Dive Brief:
- A committee from the European Medicine's Agency has recommended nearly a dozen drugs for approval, including a biosimilar diabetes medication from Sanofi and a plaque psoriasis treatment that AstraZeneca licensed to LEO Pharma.
- Fellow big pharma Novartis also received good news, as its metastatic non-small cell lung cancer (NSCLC) drug Zykadia (ceritinib) got the Committee for Medicinal Products for Human Use (CHMP)'s green light for a label expansion covering first-line treatment of patients with the anaplastic lymphoma kinase (ALK)-positive form of the disease.
- With positive opinions from the CHMP in hand, those medications now head to the European Commission for final market authorization.
Dive Insight:
The most important wins coming out of the CHMP's May meeting were with Zykadia and brodalumab — which AstraZeneca out-licensed to Leo Pharma in Europe, Kyowa Hakko Kirin Co. in Japan and several other Asian countries, and Valeant in the U.S.
For Novartis, Zykadia entering European markets as a first-line treatment for NSCLC patients with ALK-positive tumors would be a helpful precedent for approval across the pond.
The Food and Drug Administration already granted the drug accelerated approval to treat ALK-positive patients who didn't respond to Pfizer's Xalkori (crizotinib), and recently accepted a supplemental New Drug Application (sNDA) for Zykadia as a first-line therapy.

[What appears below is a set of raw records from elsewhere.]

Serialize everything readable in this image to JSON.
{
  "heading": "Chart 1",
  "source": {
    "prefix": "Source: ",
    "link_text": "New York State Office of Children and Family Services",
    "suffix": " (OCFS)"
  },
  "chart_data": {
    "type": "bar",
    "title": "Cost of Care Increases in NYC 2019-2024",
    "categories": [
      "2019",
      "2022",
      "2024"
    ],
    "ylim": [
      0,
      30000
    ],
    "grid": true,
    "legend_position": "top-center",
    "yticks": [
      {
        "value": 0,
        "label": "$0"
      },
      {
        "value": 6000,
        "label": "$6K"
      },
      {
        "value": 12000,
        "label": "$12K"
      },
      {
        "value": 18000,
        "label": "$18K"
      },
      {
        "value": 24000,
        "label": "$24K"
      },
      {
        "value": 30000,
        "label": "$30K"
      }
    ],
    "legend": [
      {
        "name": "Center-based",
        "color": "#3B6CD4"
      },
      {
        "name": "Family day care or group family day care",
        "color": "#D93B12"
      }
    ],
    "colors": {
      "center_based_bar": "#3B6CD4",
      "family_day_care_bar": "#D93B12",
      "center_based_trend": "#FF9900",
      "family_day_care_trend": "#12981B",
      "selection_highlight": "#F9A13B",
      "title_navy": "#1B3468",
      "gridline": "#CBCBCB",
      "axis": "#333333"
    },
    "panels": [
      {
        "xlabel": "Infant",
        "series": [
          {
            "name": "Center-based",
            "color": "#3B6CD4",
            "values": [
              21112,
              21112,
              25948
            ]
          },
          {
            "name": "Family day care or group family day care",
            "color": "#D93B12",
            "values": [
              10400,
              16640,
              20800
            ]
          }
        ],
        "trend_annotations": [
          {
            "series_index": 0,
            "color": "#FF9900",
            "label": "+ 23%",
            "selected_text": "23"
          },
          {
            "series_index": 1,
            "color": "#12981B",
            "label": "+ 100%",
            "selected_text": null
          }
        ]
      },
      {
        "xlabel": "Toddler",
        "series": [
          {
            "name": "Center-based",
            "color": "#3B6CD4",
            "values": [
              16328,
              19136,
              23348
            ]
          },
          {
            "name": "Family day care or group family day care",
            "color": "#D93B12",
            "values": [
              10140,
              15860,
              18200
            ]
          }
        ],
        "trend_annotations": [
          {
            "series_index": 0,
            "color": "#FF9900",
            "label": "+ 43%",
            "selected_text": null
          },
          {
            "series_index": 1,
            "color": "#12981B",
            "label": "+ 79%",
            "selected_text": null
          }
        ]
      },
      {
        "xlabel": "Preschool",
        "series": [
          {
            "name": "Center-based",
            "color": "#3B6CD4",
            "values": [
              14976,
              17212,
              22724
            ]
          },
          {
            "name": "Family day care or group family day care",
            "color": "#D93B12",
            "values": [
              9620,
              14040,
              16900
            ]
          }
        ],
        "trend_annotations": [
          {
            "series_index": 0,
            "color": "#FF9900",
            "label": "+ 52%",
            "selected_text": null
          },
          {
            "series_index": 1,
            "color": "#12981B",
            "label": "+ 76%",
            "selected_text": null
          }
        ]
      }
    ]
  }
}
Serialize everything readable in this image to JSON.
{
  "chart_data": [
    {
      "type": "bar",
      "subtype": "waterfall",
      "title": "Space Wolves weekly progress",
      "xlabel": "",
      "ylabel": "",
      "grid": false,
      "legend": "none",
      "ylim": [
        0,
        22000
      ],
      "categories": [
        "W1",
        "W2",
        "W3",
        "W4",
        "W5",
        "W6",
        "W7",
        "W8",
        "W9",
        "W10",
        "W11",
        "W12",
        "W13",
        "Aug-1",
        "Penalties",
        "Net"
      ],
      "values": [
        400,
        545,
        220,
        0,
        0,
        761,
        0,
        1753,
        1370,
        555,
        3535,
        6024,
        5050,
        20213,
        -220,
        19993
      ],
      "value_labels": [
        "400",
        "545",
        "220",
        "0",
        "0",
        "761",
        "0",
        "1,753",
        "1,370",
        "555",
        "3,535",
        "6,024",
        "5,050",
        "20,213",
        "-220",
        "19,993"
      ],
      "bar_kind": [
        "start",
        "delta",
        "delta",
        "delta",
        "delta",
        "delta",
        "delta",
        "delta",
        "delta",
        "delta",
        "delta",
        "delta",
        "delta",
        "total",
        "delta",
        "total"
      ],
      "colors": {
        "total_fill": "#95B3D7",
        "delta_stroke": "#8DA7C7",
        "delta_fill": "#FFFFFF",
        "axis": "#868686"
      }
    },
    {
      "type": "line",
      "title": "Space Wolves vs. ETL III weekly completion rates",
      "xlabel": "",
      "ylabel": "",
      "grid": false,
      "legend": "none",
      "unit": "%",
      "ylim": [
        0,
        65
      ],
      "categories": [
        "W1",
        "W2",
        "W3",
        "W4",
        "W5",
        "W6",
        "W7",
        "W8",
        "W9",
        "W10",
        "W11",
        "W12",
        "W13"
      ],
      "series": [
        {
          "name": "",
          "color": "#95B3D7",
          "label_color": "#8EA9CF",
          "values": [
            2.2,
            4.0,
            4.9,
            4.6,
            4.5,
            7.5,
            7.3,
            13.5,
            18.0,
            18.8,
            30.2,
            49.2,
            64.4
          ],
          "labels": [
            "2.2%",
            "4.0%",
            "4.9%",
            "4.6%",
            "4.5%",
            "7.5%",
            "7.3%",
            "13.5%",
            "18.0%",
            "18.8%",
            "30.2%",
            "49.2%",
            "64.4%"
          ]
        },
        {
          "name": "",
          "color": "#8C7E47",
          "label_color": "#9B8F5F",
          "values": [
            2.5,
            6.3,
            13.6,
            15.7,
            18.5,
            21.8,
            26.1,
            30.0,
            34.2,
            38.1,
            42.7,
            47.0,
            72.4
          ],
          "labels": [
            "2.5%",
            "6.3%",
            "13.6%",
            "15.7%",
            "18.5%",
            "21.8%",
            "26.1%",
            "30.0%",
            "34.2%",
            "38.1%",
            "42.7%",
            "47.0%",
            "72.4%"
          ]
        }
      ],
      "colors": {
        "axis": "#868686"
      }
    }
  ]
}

What's more, the agency granted it both breakthrough designation and priority review, meaning the treatment should get a thumbs up or down for the expanded label sometime in the next few months.
As the NSCLC space continues to grow thick with competition, drugmakers have to looked to label extensions as a means of differentiation and competitive advantage. Therefore, an FDA OK for Zykadia as a first-line medicine for ALK-positive patients would be big for Novartis, allowing it to directly compete with Xalkori and stay ahead of second-line treatments, such as Roche's Alecensa (alectinib) and Takeda's Alunbrig (brigatinib).
Zykadia could use a boost too. The drug brought in just $91 million in 2016, after a tough fourth quarter. According to Novartis' year-end financial report, competition in the U.S. hurt sales.
Meanwhile, the recommendation for brodalumab bolsters LEO Pharma's dermatology offerings. In February, Valeant secured approval for the drug in the U.S., branding it as Siliq. But a black box warning for increased risk of suicidal ideation or behavior stands to hamper revenues.
Other new drugs receiving the go-ahead from the CHMP included Sanofi's biosimilar version of insulin lispro, Gedeon Richter's antipsychotic Reagila (cariprazine), Zentiva's generic efavirenz/emtricitabine/tenofovir disoproxil, and three biosimilar versions of rituximab from Celltrion Healthcare: Blitzima, Tuxella and Ritemvia.
In addition to Zykadia, the committee also recommended five more drugs receive label expansions. Three medicines — Adlumiz (anamoreline HCl), Masipro (masintinib) and XBiotech's human IgG1 monoclonal antibody specific to interleukin-1 alpha — were rejected.